Bulgarian chess player

Mikhail Kantardzhiev (Михаил Кантарджиев; 24 October 1914 – 20 November 2002) was a Bulgarian chess player, Chess Olympiad individual gold medal winner (1939).

==Biography==
From the second half of the 1930s until the end of the 1940s, Mikhail Kantardzhiev was one of the leading Bulgarian chess players. He was multiple times participated in Bulgarian Chess Championship finals. The best result in these tournaments was in 1937, when he became a Bulgarian chess vice champion.

Mikhail Kantardzhiev played for Bulgaria in the Chess Olympiad:
- In 1939, at fourth board in the 8th Chess Olympiad in Buenos Aires (+8, =1, -2) and won individual gold medal for group "B".

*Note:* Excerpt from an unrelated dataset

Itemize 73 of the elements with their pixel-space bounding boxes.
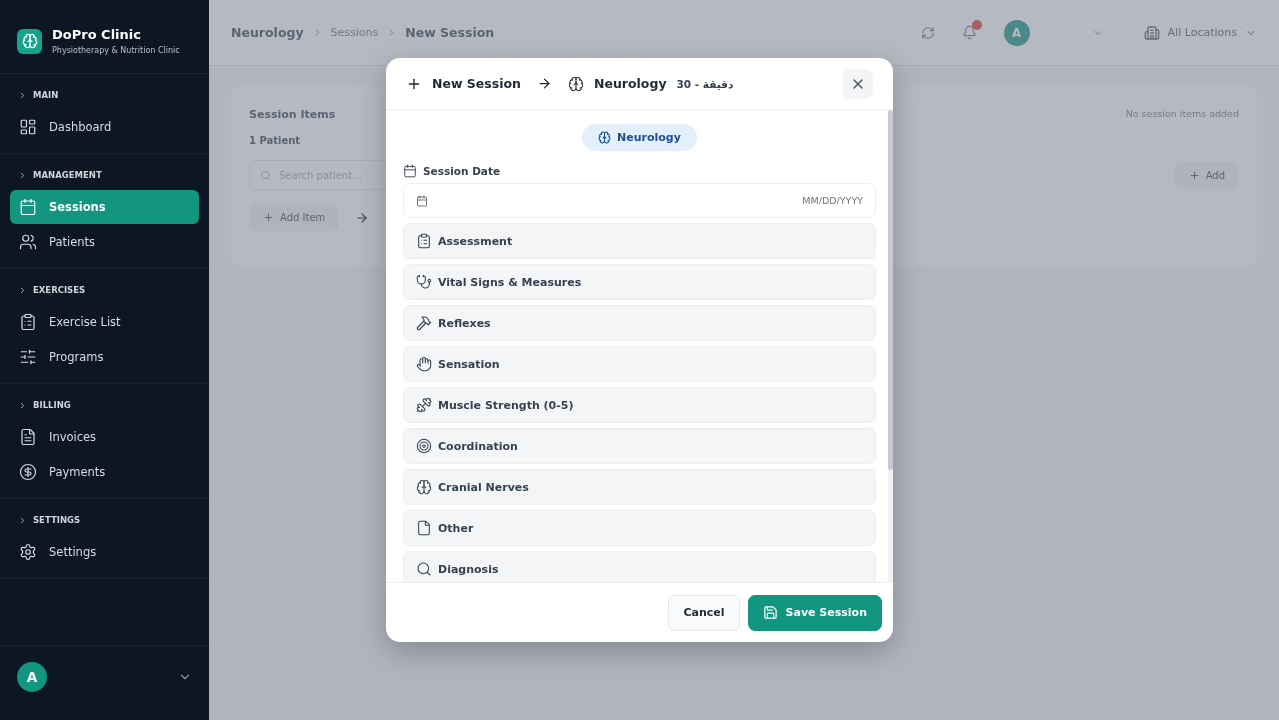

After World War II Mikhail Kantardzhiev has become known as a chess writer and journalist. In 1945 he published the first chess book in Bulgarian - Шахматно ръководство ("Chess Guide"). In 1947 Mikhail Kantardzhiev was one of the founders of the Bulgarian chess magazine Шахматна мисъл. In 1956 he published the book Първи шахматни уроци ("First Chess Lessons").